The People are not authorized to unilaterally redact discoverable materials; however, Article 245 provides certain exceptions where redactions are permitted. CPL 245.20 (6) states that "[e]ither party may redact social security numbers and tax numbers from disclosures under this article." CPL 245.20 (5) also states that "[w]hen some parts of material or information are discoverable but in the judgement of a party good cause exists for declining to disclose other parts, the discoverable parts shall be disclosed, and the disclosing party shall give notice in writing that non-discoverable parts have been withheld." Further, CPL 245.70 (1) states that "upon showing of good cause by either party, the court may at any time order that discovery or inspection of any kind of material or information under this article be denied, restricted, conditioned or deferred, or make such other order as is appropriate [...]." The statute further provides that the court has discretion in making said discovery alternatively available to counsel. In other words, the parties must move the court to shield discovery or identify to defendant in writing that non-discoverable parts have been withheld. As the People have failed to address the redacted materials, nor does review of the record reveal that they requested a protective order, the COC is invalid on this ground.

Finally, the People request that the court forgo dismissal and instead consider a sanction pursuant to CPL 245.80, conflating the standards of CPL 30.30 with those of CPL 245.80 (People v Gaskin, 214 AD3d 1352 [4th Dept 2023]). These are wholly different standards (id.). CPL 245.80 was designed to address issues with lack of compliance under CPL 245.10 (i) and (ii) "where the People only violate the 20- or 35- day discovery deadlines" (People v. Rafoel, 77 Misc 3d 1231[A] [Crim Ct, Queens County 2023]). If the People fail to disclose discovery after the CPL 245.10 (i) and (ii) deadlines, then the defendant has the burden of showing prejudice and the court may impose a sanction. Unlike CPL 245.80 where a sanction is discretionary, a CPL 30.30 dismissal is mandatory where the People are not ready within the speedy trial timeframe (Barry Kamins, Bail and Discovery Reform: The Third Round, NYLJ [June 6, 2022]) ["One must distinguish this discretionary type of dismissal [CPL 245.80], ...from a dismissal under CPL 30.30, which is mandatory when based on a failure by the prosecutor to file a valid certificate of compliance"]; People v Hamizane, NY Slip Op 23233 [App Term, 2d Dept 2023] [holding a showing of prejudice is not required to establish COC improper]). Thus, sanctions as a remedy are irrelevant when the People have failed to file a valid COC within the allotted CPL 30.30 timeframe.

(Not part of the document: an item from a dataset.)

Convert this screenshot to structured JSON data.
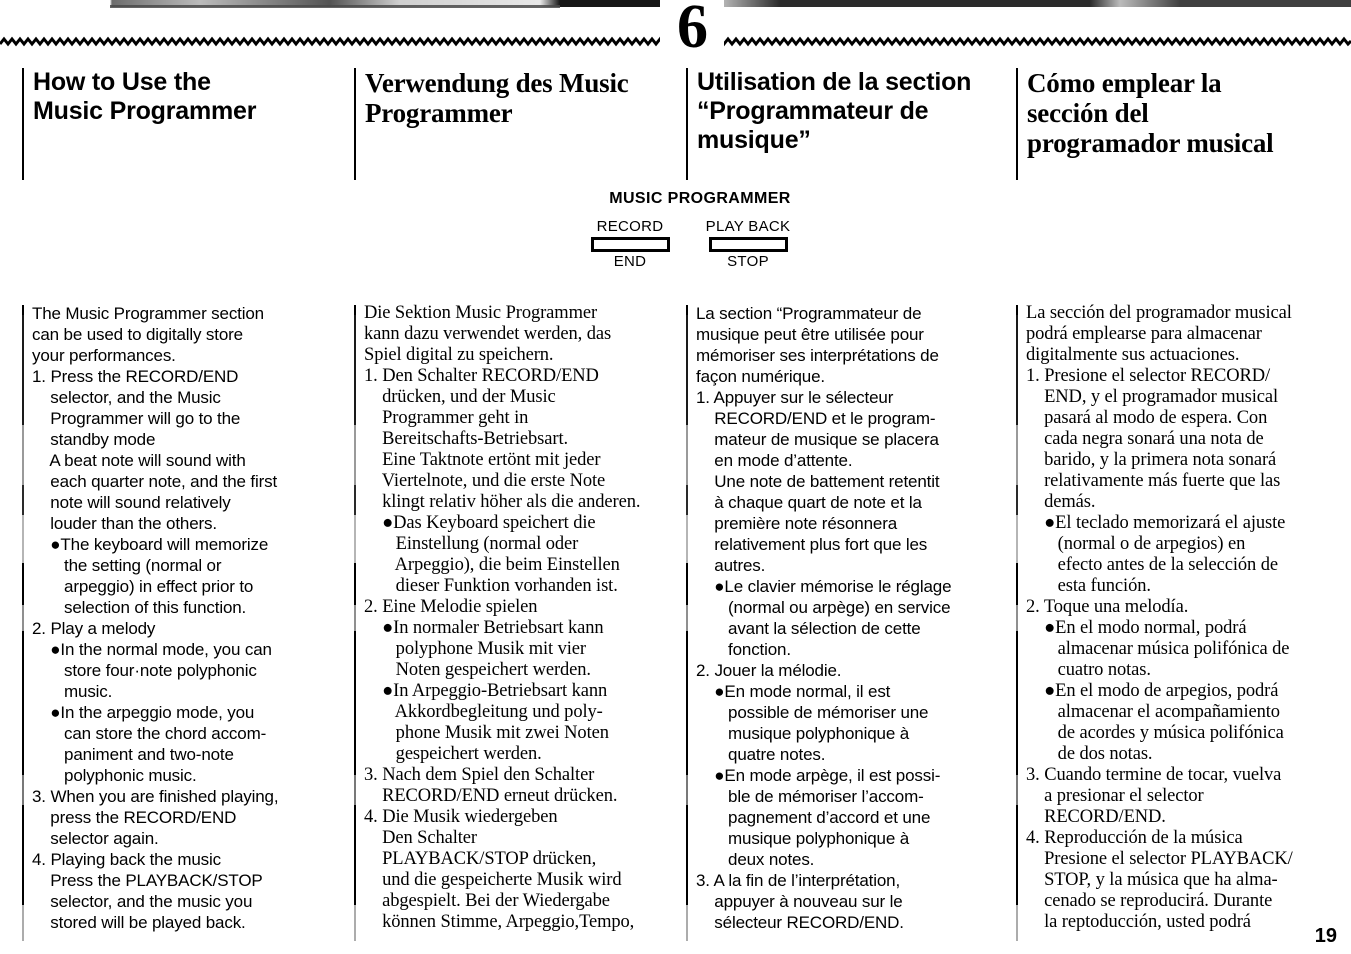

When the top count of an accusatory instrument is an A misdemeanor, as is the case here, the People must be ready for trial within 90-days of the commencement of the criminal action (CPL 30.30 [1] [b]). To be ready for trial and stop the speedy trial clock, the People must file (1) a COC in good faith; (2) a valid SOR; and (3) certify that all the counts in the accusatory instrument are facially sufficient pursuant to CPL 30.30 (5-a) (People v Ramirez-Correa, 71 [*8]Misc 3d 572 [Crim Ct, Queens County 2021]).

Here, the accusatory instrument was filed, and the defendant was arraigned, on March 6, 2023. The number of days from the filing of the accusatory instrument (March 6, 2023) to the date on which the defendant filed the instant motion (August 10, 2023) is 157 days. Thus, the instant matter exceeds the 90-day speedy trial time limitation.

Accordingly, it is hereby

ORDERED, that the court hereby denies defendant's motion to deem the accusatory instrument improperly converted, and it is further

ORDERED, that the court hereby grants defendant's motion is dismiss the matter on speedy trial grounds due to an invalid COC, and it is further

ORDERED, that the temporary order of protection is vacated.

This constitutes the decision and order of the court.

DATED: Brooklyn, New York
October 18, 2023
HON. SHERVEAL MIMES
JUDGE, CRIMINAL COURT

Footnotes


Footnote 1:The complainant's wife helped translate the accusatory instrument for him (People's Response, p. 2). The Kings County District Attorney's office Screening Form for this case indicates that the complainant needs a Spanish interpreter (Defense Motion, p. 6).